KEY POINTS

  • Seeing oneself on screen is believed to adversely affect people's attitudes toward virtual meetings
  • A study tested the assumption on people who have recently shifted to remote work or classes
  • People who have low "public self-consciousness" didn't mind seeing themselves on screen

Does seeing oneself on screen during virtual meetings make the experience unpleasant? That may not be the case for some people, a new study has found.

Virtual meetings have become a part of the new normal since the pandemic began. Eventually, many people experienced "Zoom fatigue," wherein they feel exhausted and completely drained after video conferences. It is a "very real" condition that many have experienced, Healthline noted.

The fact that one can see oneself on screen is believed to contribute to the negative attitudes toward such virtual meetings, noted Kristine Kuhn, of Washington State University (WSU), who is the author of a new study published in Computers in Human Behavior.

To find out whether this "constant mirror" assumption is true, Kuhn surveyed two sets of people around the start of the pandemic in 2020. The participants included 80 newly remote employees from various parts of the U.S. and about 350 business college students who had shifted to remote learning, WSU noted in a news release.

The participants had to answer a variety of questions about their work or school meetings, as well as their feelings about them. They also had to complete an assessment of their public self-consciousness.

The study revealed that the correlation between people's overall attitudes about virtual meetings and how often they saw themselves during these meetings isn't exactly simple.

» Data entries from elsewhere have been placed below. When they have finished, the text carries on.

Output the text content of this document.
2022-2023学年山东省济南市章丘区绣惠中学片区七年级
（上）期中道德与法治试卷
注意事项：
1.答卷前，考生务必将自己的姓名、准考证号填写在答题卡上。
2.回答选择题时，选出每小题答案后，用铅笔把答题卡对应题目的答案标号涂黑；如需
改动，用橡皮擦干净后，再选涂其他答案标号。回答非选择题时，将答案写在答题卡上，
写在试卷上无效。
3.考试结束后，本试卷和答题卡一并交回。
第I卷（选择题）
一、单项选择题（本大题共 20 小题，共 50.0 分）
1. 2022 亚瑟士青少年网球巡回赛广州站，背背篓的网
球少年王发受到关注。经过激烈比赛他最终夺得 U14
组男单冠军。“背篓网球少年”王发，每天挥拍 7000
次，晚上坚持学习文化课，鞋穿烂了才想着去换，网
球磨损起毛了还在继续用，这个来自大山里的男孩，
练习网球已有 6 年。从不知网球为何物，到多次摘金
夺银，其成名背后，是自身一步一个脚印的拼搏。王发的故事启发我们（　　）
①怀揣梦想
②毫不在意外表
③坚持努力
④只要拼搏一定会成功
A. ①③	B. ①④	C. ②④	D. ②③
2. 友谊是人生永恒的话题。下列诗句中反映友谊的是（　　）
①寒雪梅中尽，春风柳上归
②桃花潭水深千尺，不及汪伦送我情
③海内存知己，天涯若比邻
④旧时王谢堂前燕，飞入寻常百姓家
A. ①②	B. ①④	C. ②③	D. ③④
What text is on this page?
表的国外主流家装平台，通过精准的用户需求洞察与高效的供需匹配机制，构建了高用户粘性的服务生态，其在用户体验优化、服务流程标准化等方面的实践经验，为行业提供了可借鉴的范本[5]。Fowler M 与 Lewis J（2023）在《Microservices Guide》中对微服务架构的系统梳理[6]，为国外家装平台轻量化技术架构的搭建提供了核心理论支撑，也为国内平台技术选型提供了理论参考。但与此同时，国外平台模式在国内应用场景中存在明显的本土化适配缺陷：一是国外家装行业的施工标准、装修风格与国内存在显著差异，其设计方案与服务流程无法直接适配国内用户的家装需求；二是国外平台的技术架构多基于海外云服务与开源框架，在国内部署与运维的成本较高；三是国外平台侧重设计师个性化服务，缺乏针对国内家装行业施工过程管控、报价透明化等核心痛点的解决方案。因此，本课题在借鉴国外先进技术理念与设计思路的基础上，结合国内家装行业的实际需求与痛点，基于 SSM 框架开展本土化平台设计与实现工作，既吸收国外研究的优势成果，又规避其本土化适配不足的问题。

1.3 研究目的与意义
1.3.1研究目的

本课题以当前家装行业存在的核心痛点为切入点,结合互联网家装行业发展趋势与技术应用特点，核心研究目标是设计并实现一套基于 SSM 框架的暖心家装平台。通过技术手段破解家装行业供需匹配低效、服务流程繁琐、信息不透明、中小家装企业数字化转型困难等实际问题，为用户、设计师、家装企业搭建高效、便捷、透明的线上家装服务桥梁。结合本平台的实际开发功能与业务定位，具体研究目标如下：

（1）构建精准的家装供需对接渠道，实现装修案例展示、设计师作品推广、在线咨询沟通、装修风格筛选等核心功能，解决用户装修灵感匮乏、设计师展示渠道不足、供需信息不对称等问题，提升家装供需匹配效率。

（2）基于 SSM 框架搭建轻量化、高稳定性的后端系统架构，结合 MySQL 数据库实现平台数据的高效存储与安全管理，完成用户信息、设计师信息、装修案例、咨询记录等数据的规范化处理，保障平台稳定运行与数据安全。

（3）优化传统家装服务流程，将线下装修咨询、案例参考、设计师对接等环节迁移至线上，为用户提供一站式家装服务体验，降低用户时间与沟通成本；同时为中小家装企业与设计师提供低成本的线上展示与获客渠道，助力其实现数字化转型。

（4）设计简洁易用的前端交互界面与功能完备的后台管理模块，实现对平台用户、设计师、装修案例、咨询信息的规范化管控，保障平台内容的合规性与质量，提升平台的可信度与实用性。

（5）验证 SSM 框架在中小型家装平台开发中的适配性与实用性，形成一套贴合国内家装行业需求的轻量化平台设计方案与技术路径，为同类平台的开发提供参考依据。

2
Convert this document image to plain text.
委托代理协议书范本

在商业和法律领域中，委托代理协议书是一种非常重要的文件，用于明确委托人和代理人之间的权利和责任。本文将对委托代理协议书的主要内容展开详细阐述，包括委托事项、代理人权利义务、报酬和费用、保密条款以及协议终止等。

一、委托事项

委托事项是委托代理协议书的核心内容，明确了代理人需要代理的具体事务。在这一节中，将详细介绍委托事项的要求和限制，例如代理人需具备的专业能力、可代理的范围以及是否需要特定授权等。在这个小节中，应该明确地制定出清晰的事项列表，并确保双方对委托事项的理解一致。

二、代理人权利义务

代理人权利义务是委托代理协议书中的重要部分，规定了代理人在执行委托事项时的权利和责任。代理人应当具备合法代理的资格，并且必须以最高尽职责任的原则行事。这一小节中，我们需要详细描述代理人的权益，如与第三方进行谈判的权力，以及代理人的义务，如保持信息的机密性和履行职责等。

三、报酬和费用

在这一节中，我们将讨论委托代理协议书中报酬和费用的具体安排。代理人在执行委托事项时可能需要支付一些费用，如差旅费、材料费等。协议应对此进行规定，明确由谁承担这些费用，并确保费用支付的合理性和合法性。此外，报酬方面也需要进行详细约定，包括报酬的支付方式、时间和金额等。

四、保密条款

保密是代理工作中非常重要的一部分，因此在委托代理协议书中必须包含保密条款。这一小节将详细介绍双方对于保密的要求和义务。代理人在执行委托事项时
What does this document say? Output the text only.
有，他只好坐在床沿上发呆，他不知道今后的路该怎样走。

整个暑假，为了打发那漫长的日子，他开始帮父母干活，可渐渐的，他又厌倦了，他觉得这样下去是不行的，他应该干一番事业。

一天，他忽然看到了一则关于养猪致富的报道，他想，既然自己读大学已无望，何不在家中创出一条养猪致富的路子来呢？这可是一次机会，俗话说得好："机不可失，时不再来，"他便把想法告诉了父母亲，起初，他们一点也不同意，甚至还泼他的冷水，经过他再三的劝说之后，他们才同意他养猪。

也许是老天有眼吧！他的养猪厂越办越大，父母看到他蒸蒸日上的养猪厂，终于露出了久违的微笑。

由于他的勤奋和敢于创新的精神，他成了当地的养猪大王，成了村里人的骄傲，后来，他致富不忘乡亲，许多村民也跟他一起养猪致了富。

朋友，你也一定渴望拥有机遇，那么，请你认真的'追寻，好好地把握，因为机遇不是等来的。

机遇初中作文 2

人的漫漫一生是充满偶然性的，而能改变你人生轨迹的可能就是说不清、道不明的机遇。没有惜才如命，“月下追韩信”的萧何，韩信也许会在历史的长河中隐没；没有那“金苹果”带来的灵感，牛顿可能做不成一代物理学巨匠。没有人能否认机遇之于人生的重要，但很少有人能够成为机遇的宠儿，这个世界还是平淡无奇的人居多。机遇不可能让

"In both studies, the association between frequency of self-view during meetings and aversion to virtual meetings was contingent on a dispositional trait: the user's degree of public self-consciousness," Kuhn wrote.

Seeing oneself frequently was associated with worse attitudes among those who were highly self-conscious, while "those low in this trait view virtual meetings more positively at greater frequency of self-view."

"Most people believe that seeing yourself during virtual meetings contributes to making the overall experience worse, but that's not what showed up in my data," Kuhn said in the WSU news release. "It depended on the individual."

The study only looked at the participants' emotional reactions to virtual meetings and did not take other factors into account, such as the meeting's effectiveness. The researcher noted that further studies on the subject are needed since such meetings are not likely to go away, with many shifting to hybrid work or study formats amid the pandemic.

Managers or teachers may need to take certain factors into account when considering "blanket rules" for using the camera during such meetings, WSU noted.

"It's just not really a one size fits all," Kuhn said, noting that what one prefers might not be "ideal for everybody."